Всадники соскочили с коней, дымящихся от пота, и направились к деревянному дому зимовки. Аман огрел плетью по голове волкодава, с бешеным лаем хватающего за подол, открыл дверь. Точно воробьи, увидевшие кота, замерли табунщики. Расположившись вокруг железной печки, они дулись в карты, расставив ноги и хохоча во все горло. После минутного оцепенения они повскакивали с мест и с преувеличенной заботливостью бросились к гостям.

Аман не подал руки, не ответил на их «ассалаумагалейкум». Скинул полушубок, сел на корточки перед печкой, протянул к ней ладони. Табунщики после замешательства кинулись с рукопожатиями к зоотехнику. Он поздоровался и тоже повис над железной печкой.

Молчание затянулось, и тогда самый молодой из табунщиков, безусый мальчишка, сказал примирительно:

— Надо согреть кумыс. Замерзли вы, наверное сильно.

Жигиты, не знавшие, как проявить себя, тотчас бросились к саба[11]. Один взболтал кумыс, другой подставил жестяную миску. Осторожно, не задев и не побеспокоив начальника, мальчишка поставил миску на печь.

— Аман-ага, спокойно ли в ауле? — нарушил молчание табунщик Альке.

— Тебя интересует, как дела в ауле, а нас интересует как дела в зимовке Алатай, — не отрываясь от созерцания своих рук, бросил Аман.

— А мы думали, вы расскажете, что там творится.

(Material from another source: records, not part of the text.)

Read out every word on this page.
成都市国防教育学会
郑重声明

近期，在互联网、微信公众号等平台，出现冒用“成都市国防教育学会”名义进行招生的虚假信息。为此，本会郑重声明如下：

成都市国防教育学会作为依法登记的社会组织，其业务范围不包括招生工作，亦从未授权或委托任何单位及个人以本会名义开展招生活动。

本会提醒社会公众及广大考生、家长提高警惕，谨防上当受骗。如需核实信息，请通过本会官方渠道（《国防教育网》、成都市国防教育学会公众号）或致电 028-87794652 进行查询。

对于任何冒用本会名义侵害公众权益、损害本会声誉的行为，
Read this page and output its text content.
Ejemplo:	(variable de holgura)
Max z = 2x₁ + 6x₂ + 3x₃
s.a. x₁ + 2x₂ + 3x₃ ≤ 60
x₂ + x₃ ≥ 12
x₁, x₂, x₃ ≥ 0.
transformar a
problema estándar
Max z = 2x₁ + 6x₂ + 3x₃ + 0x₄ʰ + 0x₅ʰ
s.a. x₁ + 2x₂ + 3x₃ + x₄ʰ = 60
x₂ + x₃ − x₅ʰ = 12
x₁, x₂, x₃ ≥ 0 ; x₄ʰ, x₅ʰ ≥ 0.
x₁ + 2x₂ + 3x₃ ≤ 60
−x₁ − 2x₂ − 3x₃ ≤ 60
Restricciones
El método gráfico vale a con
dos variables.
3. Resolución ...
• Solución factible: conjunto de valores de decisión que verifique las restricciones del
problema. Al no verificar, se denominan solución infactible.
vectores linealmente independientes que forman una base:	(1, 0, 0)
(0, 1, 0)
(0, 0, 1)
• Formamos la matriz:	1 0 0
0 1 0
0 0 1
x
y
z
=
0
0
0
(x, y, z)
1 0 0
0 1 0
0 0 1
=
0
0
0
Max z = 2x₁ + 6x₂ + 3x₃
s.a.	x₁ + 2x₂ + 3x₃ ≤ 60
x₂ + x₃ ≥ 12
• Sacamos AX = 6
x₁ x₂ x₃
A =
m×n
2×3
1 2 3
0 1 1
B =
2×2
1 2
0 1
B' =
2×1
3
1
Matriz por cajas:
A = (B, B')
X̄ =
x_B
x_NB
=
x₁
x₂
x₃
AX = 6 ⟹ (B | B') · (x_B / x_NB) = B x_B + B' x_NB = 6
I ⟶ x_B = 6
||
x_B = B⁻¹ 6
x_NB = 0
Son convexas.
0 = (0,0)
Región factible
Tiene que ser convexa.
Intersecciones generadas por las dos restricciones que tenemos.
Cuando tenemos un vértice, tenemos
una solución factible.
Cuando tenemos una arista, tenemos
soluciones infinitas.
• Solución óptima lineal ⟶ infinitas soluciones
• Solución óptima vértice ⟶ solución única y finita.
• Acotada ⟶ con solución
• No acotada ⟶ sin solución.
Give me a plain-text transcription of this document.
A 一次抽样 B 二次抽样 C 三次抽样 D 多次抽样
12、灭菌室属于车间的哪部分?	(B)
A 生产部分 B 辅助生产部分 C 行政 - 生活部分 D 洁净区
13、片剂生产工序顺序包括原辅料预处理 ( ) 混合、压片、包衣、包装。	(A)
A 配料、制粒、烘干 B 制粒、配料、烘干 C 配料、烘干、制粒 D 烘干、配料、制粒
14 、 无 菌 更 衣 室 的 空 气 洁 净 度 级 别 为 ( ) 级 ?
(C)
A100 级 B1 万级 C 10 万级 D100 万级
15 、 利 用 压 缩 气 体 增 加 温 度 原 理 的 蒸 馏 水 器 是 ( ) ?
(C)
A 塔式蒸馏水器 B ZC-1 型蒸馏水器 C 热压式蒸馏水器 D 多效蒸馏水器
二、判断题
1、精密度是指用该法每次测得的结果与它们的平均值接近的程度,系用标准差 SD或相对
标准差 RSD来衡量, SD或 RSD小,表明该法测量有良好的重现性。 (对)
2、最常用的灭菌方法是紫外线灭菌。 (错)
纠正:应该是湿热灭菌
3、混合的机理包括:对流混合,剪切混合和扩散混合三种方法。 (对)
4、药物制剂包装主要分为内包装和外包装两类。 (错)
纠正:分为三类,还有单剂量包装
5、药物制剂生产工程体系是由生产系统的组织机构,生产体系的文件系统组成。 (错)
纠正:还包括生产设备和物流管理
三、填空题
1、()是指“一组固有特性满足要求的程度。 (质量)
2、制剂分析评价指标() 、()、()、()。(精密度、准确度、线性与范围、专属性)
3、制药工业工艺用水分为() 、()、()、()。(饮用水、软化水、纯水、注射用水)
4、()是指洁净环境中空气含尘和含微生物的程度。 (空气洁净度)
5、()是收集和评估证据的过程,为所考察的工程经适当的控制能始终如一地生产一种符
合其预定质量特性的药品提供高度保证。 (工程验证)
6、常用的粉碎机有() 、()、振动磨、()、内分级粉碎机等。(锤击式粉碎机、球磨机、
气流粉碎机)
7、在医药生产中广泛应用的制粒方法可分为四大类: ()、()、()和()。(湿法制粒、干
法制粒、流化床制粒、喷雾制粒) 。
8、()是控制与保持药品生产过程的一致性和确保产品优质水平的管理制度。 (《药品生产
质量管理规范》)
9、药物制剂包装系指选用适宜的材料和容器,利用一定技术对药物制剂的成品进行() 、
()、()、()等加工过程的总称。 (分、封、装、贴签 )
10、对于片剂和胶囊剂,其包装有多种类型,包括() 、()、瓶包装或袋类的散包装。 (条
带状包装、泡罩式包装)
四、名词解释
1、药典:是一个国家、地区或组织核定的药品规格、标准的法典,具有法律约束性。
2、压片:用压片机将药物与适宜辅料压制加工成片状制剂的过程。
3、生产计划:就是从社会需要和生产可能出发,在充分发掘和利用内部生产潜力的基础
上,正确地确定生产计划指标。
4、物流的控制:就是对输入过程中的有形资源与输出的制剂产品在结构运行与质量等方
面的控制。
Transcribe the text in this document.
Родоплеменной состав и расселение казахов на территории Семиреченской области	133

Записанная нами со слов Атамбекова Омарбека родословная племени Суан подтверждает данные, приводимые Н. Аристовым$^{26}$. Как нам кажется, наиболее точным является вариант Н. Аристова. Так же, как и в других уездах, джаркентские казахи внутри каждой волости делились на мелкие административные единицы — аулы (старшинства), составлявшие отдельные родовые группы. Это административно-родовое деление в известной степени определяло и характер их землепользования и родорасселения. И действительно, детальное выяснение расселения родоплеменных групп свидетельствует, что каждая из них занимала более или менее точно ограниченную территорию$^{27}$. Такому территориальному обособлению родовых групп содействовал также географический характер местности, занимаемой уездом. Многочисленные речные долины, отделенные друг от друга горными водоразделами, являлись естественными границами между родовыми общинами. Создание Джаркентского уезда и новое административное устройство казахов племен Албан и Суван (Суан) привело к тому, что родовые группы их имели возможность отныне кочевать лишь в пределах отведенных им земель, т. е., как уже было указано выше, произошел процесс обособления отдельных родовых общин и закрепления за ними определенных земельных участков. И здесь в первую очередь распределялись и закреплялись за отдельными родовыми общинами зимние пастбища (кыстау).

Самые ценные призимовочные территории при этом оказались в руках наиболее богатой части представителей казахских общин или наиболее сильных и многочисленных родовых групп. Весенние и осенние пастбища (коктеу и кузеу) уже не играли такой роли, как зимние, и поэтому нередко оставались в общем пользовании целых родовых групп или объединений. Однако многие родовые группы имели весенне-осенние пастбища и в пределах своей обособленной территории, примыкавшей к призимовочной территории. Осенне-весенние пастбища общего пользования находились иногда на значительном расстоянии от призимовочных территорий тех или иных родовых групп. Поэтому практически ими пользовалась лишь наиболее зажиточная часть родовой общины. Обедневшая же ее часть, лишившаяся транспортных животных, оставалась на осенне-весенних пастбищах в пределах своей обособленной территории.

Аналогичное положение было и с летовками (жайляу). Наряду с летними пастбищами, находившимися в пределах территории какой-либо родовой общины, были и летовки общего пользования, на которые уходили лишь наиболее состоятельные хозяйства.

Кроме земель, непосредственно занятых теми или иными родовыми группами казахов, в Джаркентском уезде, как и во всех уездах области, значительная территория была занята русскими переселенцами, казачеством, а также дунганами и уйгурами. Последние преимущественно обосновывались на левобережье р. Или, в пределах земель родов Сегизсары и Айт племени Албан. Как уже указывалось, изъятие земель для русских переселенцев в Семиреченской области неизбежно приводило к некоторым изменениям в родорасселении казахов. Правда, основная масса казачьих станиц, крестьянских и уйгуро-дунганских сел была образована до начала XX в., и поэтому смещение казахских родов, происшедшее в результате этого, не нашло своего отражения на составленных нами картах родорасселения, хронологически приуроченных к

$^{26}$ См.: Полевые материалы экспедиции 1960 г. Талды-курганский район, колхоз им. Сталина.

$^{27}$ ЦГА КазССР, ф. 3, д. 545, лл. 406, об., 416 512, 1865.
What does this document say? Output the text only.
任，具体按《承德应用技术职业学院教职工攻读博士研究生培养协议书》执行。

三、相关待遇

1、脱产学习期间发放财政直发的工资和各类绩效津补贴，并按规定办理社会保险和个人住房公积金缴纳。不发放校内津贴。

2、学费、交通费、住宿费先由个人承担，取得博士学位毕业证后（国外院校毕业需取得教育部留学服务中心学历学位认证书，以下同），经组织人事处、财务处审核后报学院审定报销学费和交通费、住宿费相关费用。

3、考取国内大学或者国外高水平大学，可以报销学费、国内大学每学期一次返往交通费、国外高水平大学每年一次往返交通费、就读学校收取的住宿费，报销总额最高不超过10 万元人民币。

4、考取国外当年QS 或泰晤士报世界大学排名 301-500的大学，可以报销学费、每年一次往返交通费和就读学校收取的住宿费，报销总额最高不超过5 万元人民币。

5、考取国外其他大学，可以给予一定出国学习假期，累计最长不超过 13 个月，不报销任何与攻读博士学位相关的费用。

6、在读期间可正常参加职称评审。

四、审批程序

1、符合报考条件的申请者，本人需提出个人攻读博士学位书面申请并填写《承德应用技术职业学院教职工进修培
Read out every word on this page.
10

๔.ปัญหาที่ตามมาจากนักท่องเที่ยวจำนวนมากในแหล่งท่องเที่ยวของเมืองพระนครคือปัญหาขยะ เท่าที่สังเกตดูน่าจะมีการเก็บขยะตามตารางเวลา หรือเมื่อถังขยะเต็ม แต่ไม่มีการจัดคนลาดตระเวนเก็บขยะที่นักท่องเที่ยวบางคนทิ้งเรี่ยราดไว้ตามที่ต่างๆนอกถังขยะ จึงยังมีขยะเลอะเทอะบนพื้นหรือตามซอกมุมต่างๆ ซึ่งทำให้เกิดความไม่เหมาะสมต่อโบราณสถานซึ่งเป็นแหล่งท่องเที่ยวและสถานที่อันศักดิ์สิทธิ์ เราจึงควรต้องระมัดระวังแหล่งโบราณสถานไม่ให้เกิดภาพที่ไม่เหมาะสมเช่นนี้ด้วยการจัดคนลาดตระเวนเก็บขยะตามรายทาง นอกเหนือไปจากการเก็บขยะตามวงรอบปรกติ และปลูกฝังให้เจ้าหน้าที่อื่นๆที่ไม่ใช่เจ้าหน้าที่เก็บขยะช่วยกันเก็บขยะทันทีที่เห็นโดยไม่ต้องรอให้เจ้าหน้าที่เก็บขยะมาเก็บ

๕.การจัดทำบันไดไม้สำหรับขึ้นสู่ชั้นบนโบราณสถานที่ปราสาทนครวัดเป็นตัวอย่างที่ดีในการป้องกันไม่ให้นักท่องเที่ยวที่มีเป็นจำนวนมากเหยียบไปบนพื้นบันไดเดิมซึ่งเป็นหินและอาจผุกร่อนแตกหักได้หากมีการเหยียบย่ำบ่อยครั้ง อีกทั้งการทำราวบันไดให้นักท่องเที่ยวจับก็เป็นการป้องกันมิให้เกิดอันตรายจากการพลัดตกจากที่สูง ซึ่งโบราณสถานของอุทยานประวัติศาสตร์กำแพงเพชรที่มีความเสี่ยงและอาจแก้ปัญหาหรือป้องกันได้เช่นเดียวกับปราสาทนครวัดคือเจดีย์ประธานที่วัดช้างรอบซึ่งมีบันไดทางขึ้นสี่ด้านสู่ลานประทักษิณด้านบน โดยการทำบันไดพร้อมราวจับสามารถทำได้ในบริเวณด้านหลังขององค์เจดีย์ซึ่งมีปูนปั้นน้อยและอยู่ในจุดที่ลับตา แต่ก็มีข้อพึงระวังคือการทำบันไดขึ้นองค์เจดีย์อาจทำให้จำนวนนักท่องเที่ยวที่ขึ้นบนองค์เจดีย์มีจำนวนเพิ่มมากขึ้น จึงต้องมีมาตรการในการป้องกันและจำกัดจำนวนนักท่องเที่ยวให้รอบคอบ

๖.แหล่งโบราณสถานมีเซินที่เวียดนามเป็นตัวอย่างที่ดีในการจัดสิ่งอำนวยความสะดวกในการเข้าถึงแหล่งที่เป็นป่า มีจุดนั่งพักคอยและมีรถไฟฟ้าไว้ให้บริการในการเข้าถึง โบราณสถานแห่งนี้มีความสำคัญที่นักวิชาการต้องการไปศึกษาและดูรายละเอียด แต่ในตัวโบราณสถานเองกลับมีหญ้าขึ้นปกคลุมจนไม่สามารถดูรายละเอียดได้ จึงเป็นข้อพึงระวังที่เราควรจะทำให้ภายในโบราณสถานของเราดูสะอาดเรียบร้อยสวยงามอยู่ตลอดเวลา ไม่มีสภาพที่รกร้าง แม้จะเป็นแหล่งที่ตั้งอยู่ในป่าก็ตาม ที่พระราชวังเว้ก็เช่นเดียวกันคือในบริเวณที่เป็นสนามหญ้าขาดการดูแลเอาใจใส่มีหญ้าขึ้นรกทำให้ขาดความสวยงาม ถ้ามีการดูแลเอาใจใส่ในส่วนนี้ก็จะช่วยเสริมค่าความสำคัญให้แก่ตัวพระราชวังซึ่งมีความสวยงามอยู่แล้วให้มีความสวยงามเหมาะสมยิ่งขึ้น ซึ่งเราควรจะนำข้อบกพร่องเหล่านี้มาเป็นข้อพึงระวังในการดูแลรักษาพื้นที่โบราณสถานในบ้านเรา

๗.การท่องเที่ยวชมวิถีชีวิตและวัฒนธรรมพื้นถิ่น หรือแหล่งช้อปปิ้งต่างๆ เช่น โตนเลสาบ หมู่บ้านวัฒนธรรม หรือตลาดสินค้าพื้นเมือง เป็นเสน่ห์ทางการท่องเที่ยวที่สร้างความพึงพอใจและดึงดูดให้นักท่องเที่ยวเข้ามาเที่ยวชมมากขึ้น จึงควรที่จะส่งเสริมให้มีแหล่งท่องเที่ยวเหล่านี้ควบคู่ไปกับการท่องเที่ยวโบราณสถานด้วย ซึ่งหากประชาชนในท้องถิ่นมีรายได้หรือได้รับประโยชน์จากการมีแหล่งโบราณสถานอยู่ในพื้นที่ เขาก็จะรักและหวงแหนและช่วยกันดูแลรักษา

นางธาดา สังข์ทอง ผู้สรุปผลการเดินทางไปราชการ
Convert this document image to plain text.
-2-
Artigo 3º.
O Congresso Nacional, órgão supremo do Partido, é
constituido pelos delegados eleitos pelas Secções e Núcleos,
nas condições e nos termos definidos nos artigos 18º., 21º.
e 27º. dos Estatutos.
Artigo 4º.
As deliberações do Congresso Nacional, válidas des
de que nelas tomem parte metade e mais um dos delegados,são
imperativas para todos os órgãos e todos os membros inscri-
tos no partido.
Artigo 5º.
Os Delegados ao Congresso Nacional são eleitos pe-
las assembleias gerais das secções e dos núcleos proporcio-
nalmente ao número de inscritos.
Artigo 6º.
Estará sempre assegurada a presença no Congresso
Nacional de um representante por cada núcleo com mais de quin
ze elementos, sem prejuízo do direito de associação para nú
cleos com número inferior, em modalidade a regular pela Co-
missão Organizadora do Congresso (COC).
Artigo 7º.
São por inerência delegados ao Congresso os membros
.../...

Человек, сказавший эти слова, лишь один из всех не суетился, сидел вдалеке от очага, и лицо его возникало в отблеске пламени, не давая себя разглядеть. Аман лишь по медно-рыжим усам догадался, что этот табунщик ему знаком давно, еще с детства. Присутствие его всегда вызывало странное томительное чувство. Брезжило какое-то воспоминание: летний полдень, жеребенок на тонких слабых ножках, мальчишки-друзья. Потом пришел медноусый, и жеребенок исчез. Мальчишки знали, что по обычаю жеребенка-близнеца полагается зарезать. Но он так сверкал на солнце, и мать-кобылица бормотала над ним так нежно, и медноусый табунщик был сам близнецом, и они доверили ему тайну. А жеребенок к вечеру исчез.

Медноусый или его брат, их невозможно различить, был председателем колхоза в тот страшный год, когда отца унесла и искалечила лавина. Теперь кто-то из них — простой табунщик, кто-то — простой чабан. Аман почувствовал вызов в словах медноусого, и этот вызов почувствовали все. Табунщики притихли. Эркин хотел что-то сказать, но Аман остановил его рукой.

— Разве для вас рай наступил раньше других? — спросил он спокойно, хотя хотелось закричать. — Что за беспечность? Словно женихи, приехавшие на первую ночь к невесте, сидите играете в карты, жрете казы[12], рыгая, пьете кумыс. — Схватив миску, стоящую на печке, он начал пить большими глотками.

— Товарищ управляющий, оставьте и мне глоток, — сказал Эркин, пытаясь немудреной шуткой разрядить сгущающийся электричеством злобы воздух в избе.

— Убейте, но скажите, за что сердитесь! — взмолился мальчишка.

— А ты не догадываешься?

— Правда не знаю, ага.

— Может, вы догадываетесь, кто постарше? — спросил Аман двух других.

— Мы свое дело знаем, — буркнул из сумрака медноусый.





— Тогда я вам объясню, — угрожающе сказал Аман. — Отвечайте на мои вопросы. Сколько дней идет снег?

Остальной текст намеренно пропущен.